Je sentis mes jambes trembler sous moi et ne pus répondre.

— Parlez donc, monsieur Charles, s’écria Julie, c’est vous qui avez fait sortir Zamore pour la dernière fois. Joseph s’en est assez tourmenté, puisqu’on ne l’a jamais revu.

— Charles ! s’écria à son tour Mme la comtesse, vous ne voulez pas le dire, et pourtant vous le savez. Ce cheval est tombé mort en enlevant mon fils ! Vous devenez tout pâle. Ah ! Charles, vous savez tout ! — Et, s’élançant vers moi, elle me saisit les deux mains ; puis, sans que je pusse l’en empêcher, elle tomba à mes genoux : — Charles, vous êtes un honnête homme, vous, un cœur excellent. J’ai su vous apprécier, vous n’êtes pas un domestique, vous êtes l’ami de la famille ; vous me voyez à vos pieds, comme vous me verriez à ceux du docteur, s’il pouvait me dire la vérité. Vous me la direz ; vous êtes bon, vous comprenez ma souffrance, vous aurez pitié de moi… Charles, répondez-moi, mon bon Charles, mon ami !..

Et je sentais ses larmes chaudes tomber sur mes mains, qu’elle retenait dans les siennes.

Je me sentais défaillir, j’étais vaincu. J’allais tout avouer lorsque M. le comte entra brusquement, et, voyant sa femme à mes pieds, il fut saisi d’un accès de colère tel que je ne lui en avais jamais vu auparavant.

— Qu’est-ce que cela signifie ? s’écria-t-il en bégayant ; que faites-vous aux pieds de ce laquais ?

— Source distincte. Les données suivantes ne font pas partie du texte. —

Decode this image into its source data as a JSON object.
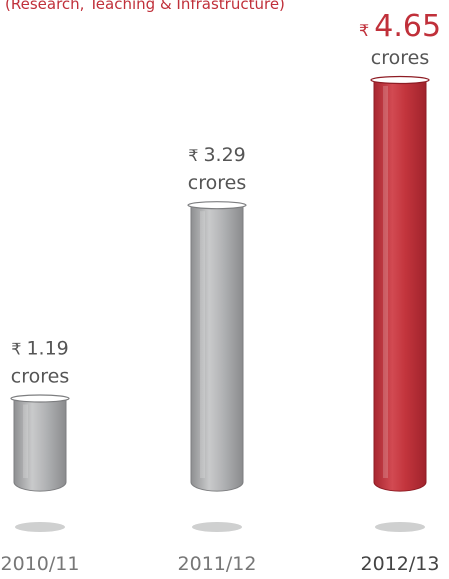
{
  "subtitle": "(Research, Teaching & Infrastructure)",
  "colors": {
    "grey_tube": "#a8a9ab",
    "red_tube": "#c3353d",
    "subtitle": "#c0303a",
    "shadow": "#cfd0d0"
  },
  "chart_data": {
    "type": "bar",
    "style": "test-tube",
    "categories": [
      "2010/11",
      "2011/12",
      "2012/13"
    ],
    "values": [
      1.19,
      3.29,
      4.65
    ],
    "currency_symbol": "₹",
    "unit": "crores",
    "highlight": "2012/13",
    "value_labels": [
      "1.19",
      "3.29",
      "4.65"
    ],
    "ylim": [
      0,
      4.65
    ]
  }
}
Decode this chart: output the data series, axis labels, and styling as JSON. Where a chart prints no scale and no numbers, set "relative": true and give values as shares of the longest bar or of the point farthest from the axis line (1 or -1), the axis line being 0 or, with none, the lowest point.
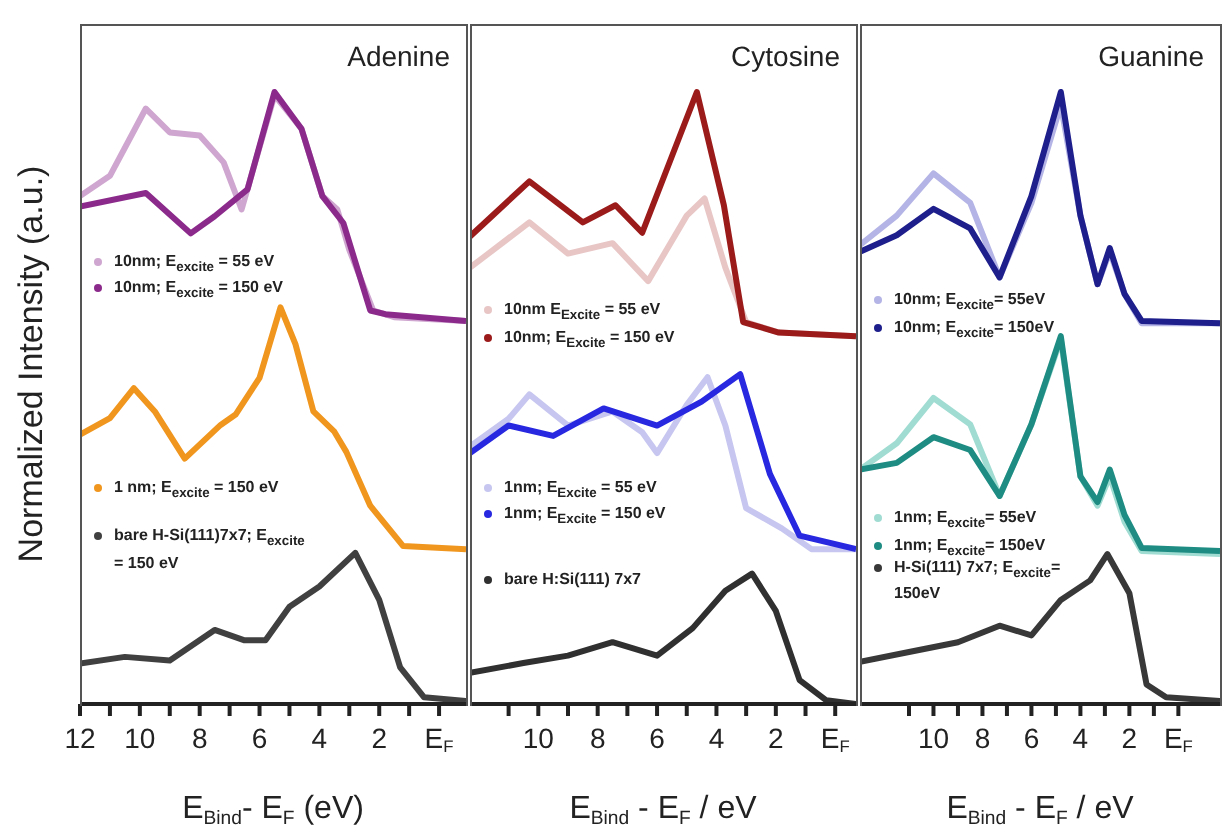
{
  "chart_data": [
    {
      "type": "line",
      "title": "Adenine",
      "xlabel": "E$_{Bind}$- E$_{F}$ (eV)",
      "ylabel": "Normalized Intensity (a.u.)",
      "relative": true,
      "legend": "left",
      "xlim": [
        12,
        -0.9
      ],
      "xticks": [
        12,
        {
          "value": 11,
          "label": null
        },
        10,
        {
          "value": 9,
          "label": null
        },
        8,
        {
          "value": 7,
          "label": null
        },
        6,
        {
          "value": 5,
          "label": null
        },
        4,
        {
          "value": 3,
          "label": null
        },
        2,
        {
          "value": 1,
          "label": null
        },
        {
          "value": 0,
          "label": "E$_{F}$"
        }
      ],
      "series": [
        {
          "name": "10nm; E$_{excite}$ = 55 eV",
          "color": "#cfa6cf",
          "x": [
            12,
            11,
            9.8,
            9.0,
            8.0,
            7.2,
            6.6,
            5.5,
            4.6,
            3.9,
            3.4,
            3.0,
            2.2,
            1.5,
            -0.9
          ],
          "values": [
            0.83,
            0.863,
            0.973,
            0.934,
            0.929,
            0.885,
            0.808,
            0.995,
            0.94,
            0.83,
            0.808,
            0.742,
            0.643,
            0.632,
            0.626
          ]
        },
        {
          "name": "10nm; E$_{excite}$ = 150 eV",
          "color": "#8b2a8b",
          "x": [
            12,
            9.8,
            8.3,
            7.5,
            6.4,
            5.5,
            4.6,
            3.9,
            3.2,
            2.3,
            1.8,
            -0.9
          ],
          "values": [
            0.813,
            0.835,
            0.769,
            0.797,
            0.841,
            1.0,
            0.94,
            0.83,
            0.786,
            0.643,
            0.637,
            0.626
          ]
        },
        {
          "name": "1 nm; E$_{excite}$ = 150 eV",
          "color": "#f0961e",
          "x": [
            12,
            11,
            10.2,
            9.5,
            8.5,
            7.3,
            6.8,
            6.0,
            5.3,
            4.8,
            4.2,
            3.5,
            3.1,
            2.3,
            1.2,
            -0.9
          ],
          "values": [
            0.44,
            0.467,
            0.516,
            0.478,
            0.401,
            0.456,
            0.473,
            0.533,
            0.648,
            0.588,
            0.478,
            0.445,
            0.412,
            0.324,
            0.258,
            0.253
          ]
        },
        {
          "name": "bare H-Si(111)7x7; E$_{excite}$ = 150 eV",
          "color": "#404040",
          "x": [
            12,
            10.5,
            9,
            7.5,
            6.5,
            5.8,
            5.0,
            4.0,
            2.8,
            2.0,
            1.3,
            0.5,
            -0.9
          ],
          "values": [
            0.066,
            0.077,
            0.071,
            0.121,
            0.104,
            0.104,
            0.159,
            0.192,
            0.247,
            0.17,
            0.06,
            0.011,
            0.005
          ]
        }
      ]
    },
    {
      "type": "line",
      "title": "Cytosine",
      "xlabel": "E$_{Bind}$ - E$_{F}$ / eV",
      "relative": true,
      "legend": "left",
      "xlim": [
        12.3,
        -0.7
      ],
      "xticks": [
        {
          "value": 11,
          "label": null
        },
        10,
        {
          "value": 9,
          "label": null
        },
        8,
        {
          "value": 7,
          "label": null
        },
        6,
        {
          "value": 5,
          "label": null
        },
        4,
        {
          "value": 3,
          "label": null
        },
        2,
        {
          "value": 1,
          "label": null
        },
        {
          "value": 0,
          "label": "E$_{F}$"
        }
      ],
      "series": [
        {
          "name": "10nm E$_{Excite}$ = 55 eV",
          "color": "#e8c6c6",
          "x": [
            12.3,
            10.3,
            9,
            7.5,
            6.3,
            5.0,
            4.4,
            3.7,
            3.0,
            1.9,
            -0.7
          ],
          "values": [
            0.713,
            0.787,
            0.736,
            0.753,
            0.691,
            0.798,
            0.826,
            0.713,
            0.624,
            0.607,
            0.601
          ]
        },
        {
          "name": "10nm; E$_{Excite}$ = 150 eV",
          "color": "#9b1b1b",
          "x": [
            12.3,
            10.3,
            8.5,
            7.4,
            6.5,
            4.66,
            3.75,
            3.1,
            1.9,
            -0.7
          ],
          "values": [
            0.764,
            0.854,
            0.787,
            0.815,
            0.77,
            1.0,
            0.815,
            0.624,
            0.607,
            0.601
          ]
        },
        {
          "name": "1nm; E$_{Excite}$ = 55 eV",
          "color": "#c6c6f0",
          "x": [
            12.3,
            11,
            10.3,
            9,
            7.5,
            6.5,
            6.0,
            5.0,
            4.3,
            3.7,
            3.0,
            1.8,
            0.8,
            -0.7
          ],
          "values": [
            0.421,
            0.466,
            0.506,
            0.455,
            0.478,
            0.444,
            0.41,
            0.489,
            0.534,
            0.455,
            0.32,
            0.287,
            0.253,
            0.253
          ]
        },
        {
          "name": "1nm; E$_{Excite}$ = 150 eV",
          "color": "#2828e0",
          "x": [
            12.3,
            11,
            9.5,
            7.8,
            6.0,
            4.5,
            3.2,
            2.2,
            1.2,
            -0.7
          ],
          "values": [
            0.41,
            0.455,
            0.438,
            0.483,
            0.455,
            0.494,
            0.539,
            0.376,
            0.275,
            0.253
          ]
        },
        {
          "name": "bare H:Si(111) 7x7",
          "color": "#303030",
          "x": [
            12.3,
            10.5,
            9,
            7.5,
            6,
            4.8,
            3.7,
            2.8,
            2.0,
            1.2,
            0.3,
            -0.7
          ],
          "values": [
            0.051,
            0.067,
            0.079,
            0.101,
            0.079,
            0.124,
            0.185,
            0.213,
            0.152,
            0.039,
            0.006,
            0
          ]
        }
      ]
    },
    {
      "type": "line",
      "title": "Guanine",
      "xlabel": "E$_{Bind}$ - E$_{F}$ / eV",
      "relative": true,
      "legend": "left",
      "xlim": [
        13,
        -1.7
      ],
      "xticks": [
        {
          "value": 11,
          "label": null
        },
        10,
        {
          "value": 9,
          "label": null
        },
        8,
        {
          "value": 7,
          "label": null
        },
        6,
        {
          "value": 5,
          "label": null
        },
        4,
        {
          "value": 3,
          "label": null
        },
        2,
        {
          "value": 1,
          "label": null
        },
        {
          "value": 0,
          "label": "E$_{F}$"
        }
      ],
      "series": [
        {
          "name": "10nm; E$_{excite}$= 55eV",
          "color": "#b4b4e6",
          "x": [
            13,
            11.5,
            10,
            8.5,
            7.3,
            6.0,
            4.8,
            4.0,
            3.3,
            2.8,
            2.2,
            1.5,
            -1.7
          ],
          "values": [
            0.75,
            0.798,
            0.867,
            0.819,
            0.697,
            0.819,
            0.979,
            0.798,
            0.686,
            0.739,
            0.67,
            0.622,
            0.622
          ]
        },
        {
          "name": "10nm; E$_{excite}$= 150eV",
          "color": "#1e1e8c",
          "x": [
            13,
            11.5,
            10,
            8.5,
            7.3,
            6.0,
            4.8,
            4.0,
            3.3,
            2.8,
            2.2,
            1.5,
            -1.7
          ],
          "values": [
            0.739,
            0.766,
            0.809,
            0.777,
            0.697,
            0.83,
            1.0,
            0.798,
            0.686,
            0.745,
            0.67,
            0.626,
            0.622
          ]
        },
        {
          "name": "1nm; E$_{excite}$= 55eV",
          "color": "#a0dcd2",
          "x": [
            13,
            11.5,
            10,
            8.5,
            7.3,
            6,
            4.8,
            4.0,
            3.3,
            2.8,
            2.2,
            1.5,
            -1.7
          ],
          "values": [
            0.383,
            0.426,
            0.5,
            0.457,
            0.34,
            0.457,
            0.596,
            0.372,
            0.324,
            0.372,
            0.298,
            0.25,
            0.245
          ]
        },
        {
          "name": "1nm; E$_{excite}$= 150eV",
          "color": "#1e8c82",
          "x": [
            13,
            11.5,
            10,
            8.5,
            7.3,
            6,
            4.8,
            4.0,
            3.3,
            2.8,
            2.2,
            1.5,
            -1.7
          ],
          "values": [
            0.383,
            0.394,
            0.436,
            0.415,
            0.34,
            0.457,
            0.601,
            0.372,
            0.33,
            0.383,
            0.309,
            0.255,
            0.25
          ]
        },
        {
          "name": "H-Si(111) 7x7; E$_{excite}$= 150eV",
          "color": "#383838",
          "x": [
            13,
            11,
            9,
            7.3,
            6,
            4.8,
            3.6,
            2.9,
            2.0,
            1.3,
            0.5,
            -1.7
          ],
          "values": [
            0.069,
            0.085,
            0.101,
            0.128,
            0.112,
            0.17,
            0.202,
            0.245,
            0.181,
            0.032,
            0.011,
            0.005
          ]
        }
      ]
    }
  ]
}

— Il n’est point un laquais, répondit madame en se relevant, il est notre serviteur dévoué. — Et elle expliqua rapidement les faits en insistant pour savoir ce que Zamore était devenu.

Pour que M. le comte pût soutenir ses artifices, il eût fallu qu’il daignât mentir, et, quelque habile qu’il fût à cacher la vérité, il ne pouvait plier sa fierté au mensonge. On pourrait même dire que toute son habileté consistait à produire des faits et à avoir l’air de les subir sans être en situation de les expliquer. Acculé cette fois, il trouva plus facile de s’emporter que de répondre. Il déclara à sa femme qu’elle devenait folle, puisqu’au lieu de subir son chagrin avec la dignité dont il l’avait crue capable, elle courait les chemins pour interroger les passans ou consulter les charlatans. Il railla amèrement les épreuves de somnambulisme, il l’accusa de négliger son fils vivant pour courir après un fantôme, enfin il lui ordonna de se tenir prête à partir le lendemain pour l’Italie. Il n’entendait pas qu’elle donnât dans le pays de Sévines le triste spectacle de sa démence.